The appointment of Rocco Landesman (not yet confirmed) as head of the National Endowment for the Arts has been widely praised, and I agree; Landesman is a smart, appealing character. $50 million for the arts was added to the stimulus package, and right nows it looks like the NEA's budget will be increased. The administration requested $161 million ($6 million up from the current level), and the House Appropriations Subcommittee has thrown a figure of $170 onto the table.
Whatever the final amount, however, it will still represent tokenism. Positive tokenism is better than negative tokenism, if there is such a thing. But after all the flurry of excitement (at least in some parochial arts quarters) about Quincy Jones's proposal for a cabinet-level Secretary of the Arts, and the high-profile arts evenings at the White House, it hardly looks like Obama is putting much political muscle behind a serious increase in the Federal government's involvement in the arts.
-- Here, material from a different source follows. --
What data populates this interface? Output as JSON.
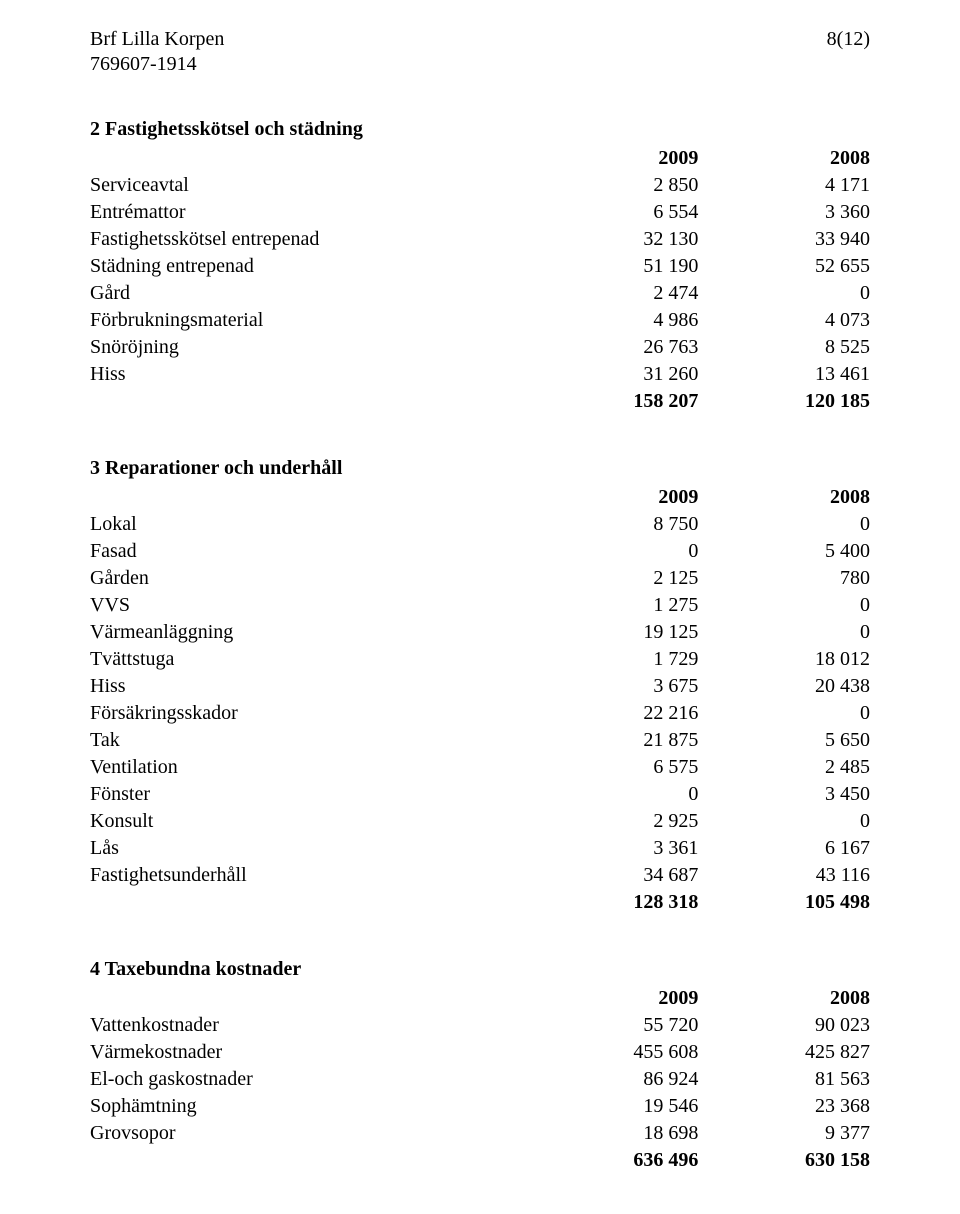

Especially when you consider the minuscule level of a $155 NEA million budget, itself up from the recent past.
Yes, we have the tax-deductible contributions (which have declined in the recession and which Obama suggested might be trimmed back) that are supposed to compensate for shrunken national public support, even as the states eliminate or zero out their own state arts councils. Yes, even though our system gives disproportionate influence to rich people, the actuality of national culture bureaucrats controlling every aspect of the arts from top to bottom, as in France, has its downside. Maybe, as some have perhaps naively hoped, Landesman only accepted the NEA job in return for a promise of a significant budgetary increase down the line.
Still, Obama has not exactly made the arts a priority, even if he did have an arts component in his platform. Lord knows he has a lot on his plate. Maybe serious attention to the arts will have to wait until the economy recovers or until a lame-duck second term. But so far, it seems to be arts business as usual in Washington, which is precious little business at all.